Endang mengaku tak sengaja membuat anatomi patung perempuan Melanesia itu. Semua terjadi naluriah saja. Ikut mau jemari tangannya saat memahat tanah liat. Sebelum dibakar jadi keramik. Tapi tentu saja dia punya maksud.

Papua
Milker Stone, salah satu karya Endang Lestari yang berbicara tentang spritiualitas. Foto. Jubi/Syam Terrajana

Lewat karya itu, Endang ingin menampilkan sosok-sosok perempuan tangguh dan terpinggirkan. Siapapun dan dimana saja dia berada. “Mungkin karena aku tipe yang agak pendiam juga introvert. Jadi dalam keseharianku aku mengagumi perempuan yang lebih banyak tindak nyata. Bertindak dalam senyap. Berontak dalam diam. Diam bukan karena dibekap tapi karena sikap,” ujarnya kepada Jubi pada pembukaan pamerannya, Minggu, 18 Juli 2021.

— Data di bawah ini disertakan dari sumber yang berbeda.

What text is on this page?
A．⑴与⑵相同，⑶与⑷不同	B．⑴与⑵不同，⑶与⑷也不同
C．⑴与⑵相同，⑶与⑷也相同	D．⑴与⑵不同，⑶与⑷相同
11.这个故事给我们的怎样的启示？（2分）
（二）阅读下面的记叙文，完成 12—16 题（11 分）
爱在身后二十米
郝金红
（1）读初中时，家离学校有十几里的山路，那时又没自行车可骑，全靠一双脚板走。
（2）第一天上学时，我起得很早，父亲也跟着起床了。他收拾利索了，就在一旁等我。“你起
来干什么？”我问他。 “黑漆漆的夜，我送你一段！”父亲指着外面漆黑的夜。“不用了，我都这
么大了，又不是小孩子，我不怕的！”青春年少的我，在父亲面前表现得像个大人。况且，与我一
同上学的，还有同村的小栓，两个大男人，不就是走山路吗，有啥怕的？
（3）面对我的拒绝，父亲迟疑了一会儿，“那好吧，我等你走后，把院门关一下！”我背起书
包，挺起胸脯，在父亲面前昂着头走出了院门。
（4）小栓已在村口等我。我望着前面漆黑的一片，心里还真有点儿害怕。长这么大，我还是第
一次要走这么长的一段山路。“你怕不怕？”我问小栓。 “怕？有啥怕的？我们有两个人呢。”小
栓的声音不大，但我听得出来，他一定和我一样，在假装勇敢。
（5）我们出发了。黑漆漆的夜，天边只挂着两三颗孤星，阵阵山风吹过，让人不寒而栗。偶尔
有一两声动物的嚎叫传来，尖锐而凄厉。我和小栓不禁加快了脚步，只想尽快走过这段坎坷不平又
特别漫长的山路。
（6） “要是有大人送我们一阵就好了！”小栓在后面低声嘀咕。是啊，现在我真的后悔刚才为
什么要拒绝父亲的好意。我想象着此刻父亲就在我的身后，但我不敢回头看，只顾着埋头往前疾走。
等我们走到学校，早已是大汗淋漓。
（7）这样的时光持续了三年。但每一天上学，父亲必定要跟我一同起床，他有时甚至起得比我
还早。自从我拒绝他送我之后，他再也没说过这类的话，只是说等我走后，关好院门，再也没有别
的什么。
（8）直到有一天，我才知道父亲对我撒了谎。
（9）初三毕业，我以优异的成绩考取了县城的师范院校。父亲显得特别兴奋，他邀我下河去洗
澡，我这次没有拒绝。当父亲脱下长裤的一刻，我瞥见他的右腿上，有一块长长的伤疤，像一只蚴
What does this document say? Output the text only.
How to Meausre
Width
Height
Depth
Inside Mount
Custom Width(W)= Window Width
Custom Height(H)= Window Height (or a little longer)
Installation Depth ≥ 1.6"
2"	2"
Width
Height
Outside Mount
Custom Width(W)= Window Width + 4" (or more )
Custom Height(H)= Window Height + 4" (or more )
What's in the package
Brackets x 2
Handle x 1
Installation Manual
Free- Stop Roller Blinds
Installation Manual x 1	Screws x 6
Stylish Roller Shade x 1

Pengalamannya mengunjungi beberapa tempat di Indonesia, dia melihat banyak perempuan lebih bekerja keras dari lelaki. “Di Aceh kulihat lelaki lebih banyak di warung kopi, sementara perempuan melakukan banyak hal untuk keluarga dan kelangsungan hidup,” ujarnya.

Di Papua sendiri, situasinya sebelas-dua belas. Di tengah kungkungan budaya patriarkhi, perempuan Papua dikenal tangguh dan ulet; menokok sagu, mengangkut air di kepala pakai Noken. Siapa yang tak tahu kokohnya jiwa mama-mama Papua penjual ubi, noken dan pinang di sepanjang jalan?

Di Kampung Enggros, Teluk Youtefa, Kota Jayapura, ada tempat istimewa bernama hutan perempuan.  Di sana, seluruh wilayah hutan mangrove diperuntukkan untuk perempuan mencari nafkah. Sedangkan laki-laki punya di wilayah laut.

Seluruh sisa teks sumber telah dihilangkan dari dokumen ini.